DMM.comグループで暗号通貨取引所を運営するDMM Bitcoinは12月1日、廃業の意向を発表した。5月に発生した暗号資産の不正流出に関する決定で、口座と預かり資産をSBI VCトレードに移管することで両社間で合意したとしている。
同社を巡っては、当時のレートで482億円相当のビットコイン(4502.9BTC)の不正流出が5月末に発覚。顧客の資産保護のため、同グループ会社からの支援などにより、6月には550億円分のビットコイン調達を完了していた。
また、9月には関東財務局がDMM Bitcoinに対し、業務改善命令を発出。同社では業務開始以降、システムを統括管理する役員を配置しないまま、情報セキュリティ管理などの権限を一部の者に集中。システムリスク管理部門として自らモニタリングさせていたことから、管理体制などを問題視。
暗号資産の流出リスクへの対応に関しても、ビットコインの所有者であることを証明する暗号コード「秘密鍵」を一括で管理。金融庁の出すガイドラインに反する取り扱いであると認識したまま、その取り扱いを継続していたという。この他にも不適切な体制、対応があったことから、関東財務局では「今回の流出事案についての具体的な事実関係及び根本原因の分析・究明」「適正かつ確実な業務運営の確保」などを命令していた。
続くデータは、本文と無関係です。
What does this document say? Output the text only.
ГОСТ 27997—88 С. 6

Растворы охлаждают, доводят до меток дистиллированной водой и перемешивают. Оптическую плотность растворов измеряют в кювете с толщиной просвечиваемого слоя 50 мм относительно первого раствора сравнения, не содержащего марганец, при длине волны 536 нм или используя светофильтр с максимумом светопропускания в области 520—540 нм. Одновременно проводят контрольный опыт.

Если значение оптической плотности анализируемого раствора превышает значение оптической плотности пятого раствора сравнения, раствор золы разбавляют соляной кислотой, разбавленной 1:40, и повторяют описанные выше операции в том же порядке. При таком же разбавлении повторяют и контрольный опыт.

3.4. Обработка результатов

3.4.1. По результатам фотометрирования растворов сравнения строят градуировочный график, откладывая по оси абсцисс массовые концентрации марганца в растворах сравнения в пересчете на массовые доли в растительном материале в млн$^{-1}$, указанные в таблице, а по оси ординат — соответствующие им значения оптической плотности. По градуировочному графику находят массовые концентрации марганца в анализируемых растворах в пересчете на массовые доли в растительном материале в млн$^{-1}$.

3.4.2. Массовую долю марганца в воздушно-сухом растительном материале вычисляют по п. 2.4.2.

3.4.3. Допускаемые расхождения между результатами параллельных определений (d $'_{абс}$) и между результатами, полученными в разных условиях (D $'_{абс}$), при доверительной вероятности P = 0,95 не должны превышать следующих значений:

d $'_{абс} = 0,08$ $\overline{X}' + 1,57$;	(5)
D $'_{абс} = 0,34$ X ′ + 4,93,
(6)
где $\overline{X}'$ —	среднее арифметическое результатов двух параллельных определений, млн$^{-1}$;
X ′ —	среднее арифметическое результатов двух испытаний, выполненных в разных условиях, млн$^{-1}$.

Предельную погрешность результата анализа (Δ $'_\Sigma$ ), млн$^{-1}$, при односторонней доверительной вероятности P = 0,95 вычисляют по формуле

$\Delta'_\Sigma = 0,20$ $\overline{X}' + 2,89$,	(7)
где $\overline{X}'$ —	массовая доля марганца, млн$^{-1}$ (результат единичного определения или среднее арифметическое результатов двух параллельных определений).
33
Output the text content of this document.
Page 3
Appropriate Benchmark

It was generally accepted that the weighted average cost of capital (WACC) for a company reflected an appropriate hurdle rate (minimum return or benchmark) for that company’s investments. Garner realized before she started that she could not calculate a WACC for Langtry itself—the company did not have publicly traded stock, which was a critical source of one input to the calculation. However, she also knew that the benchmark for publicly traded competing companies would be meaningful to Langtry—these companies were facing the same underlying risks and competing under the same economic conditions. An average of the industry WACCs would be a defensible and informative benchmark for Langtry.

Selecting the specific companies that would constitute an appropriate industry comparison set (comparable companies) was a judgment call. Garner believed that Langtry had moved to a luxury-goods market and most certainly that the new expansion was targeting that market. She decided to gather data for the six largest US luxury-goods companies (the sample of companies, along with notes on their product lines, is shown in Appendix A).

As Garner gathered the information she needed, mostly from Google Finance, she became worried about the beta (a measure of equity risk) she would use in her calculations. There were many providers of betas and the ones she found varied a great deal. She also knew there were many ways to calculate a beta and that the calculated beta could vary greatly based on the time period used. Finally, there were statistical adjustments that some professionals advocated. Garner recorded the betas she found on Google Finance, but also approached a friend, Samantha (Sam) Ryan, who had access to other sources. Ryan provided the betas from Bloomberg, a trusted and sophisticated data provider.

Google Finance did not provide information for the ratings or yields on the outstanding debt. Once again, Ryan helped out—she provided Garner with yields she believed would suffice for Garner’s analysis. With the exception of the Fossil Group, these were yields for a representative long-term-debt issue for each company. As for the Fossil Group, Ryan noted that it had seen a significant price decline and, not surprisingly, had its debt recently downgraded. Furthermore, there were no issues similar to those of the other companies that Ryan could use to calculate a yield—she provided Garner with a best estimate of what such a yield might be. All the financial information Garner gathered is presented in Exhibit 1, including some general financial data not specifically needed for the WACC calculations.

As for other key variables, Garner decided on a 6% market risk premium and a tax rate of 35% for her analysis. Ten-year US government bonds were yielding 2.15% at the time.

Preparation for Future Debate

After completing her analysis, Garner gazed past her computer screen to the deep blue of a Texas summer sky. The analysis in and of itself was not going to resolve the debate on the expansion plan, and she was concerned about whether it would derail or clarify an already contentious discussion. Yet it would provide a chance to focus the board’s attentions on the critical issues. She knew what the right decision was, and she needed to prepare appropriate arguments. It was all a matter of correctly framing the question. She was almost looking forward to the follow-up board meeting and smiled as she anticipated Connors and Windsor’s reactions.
DMM Bitcoinによると、不正流出についての調査は続けており、暗号資産の出庫処理や現物暗号資産の買い注文の受付などのサービスの利用を制限している。一方で、この状況が長引くことは、ユーザーの利便性を大きく損なうと判断。同社に開設済みの口座・預かり資産を他社に移管することを決定したとしている。
今回の合意により、同社に開設済みの口座・預かり資産(日本円、暗号資産)は、2025年3月頃を目途に全てSBI VCトレードに移管される予定だが、レバレッジ取引における未決済ポジションは移管対象外。移管日前の一定の期日までに全て決済することになるという。移管完了後、DMM Bitcoinは事業を廃止する予定だ。
両社は、口座・預かり資産の移管に関する契約締結に向けて協議を継続している段階としており、具体的な移管日や移管方法などの詳細が決まり次第、速やかに公表するとしている。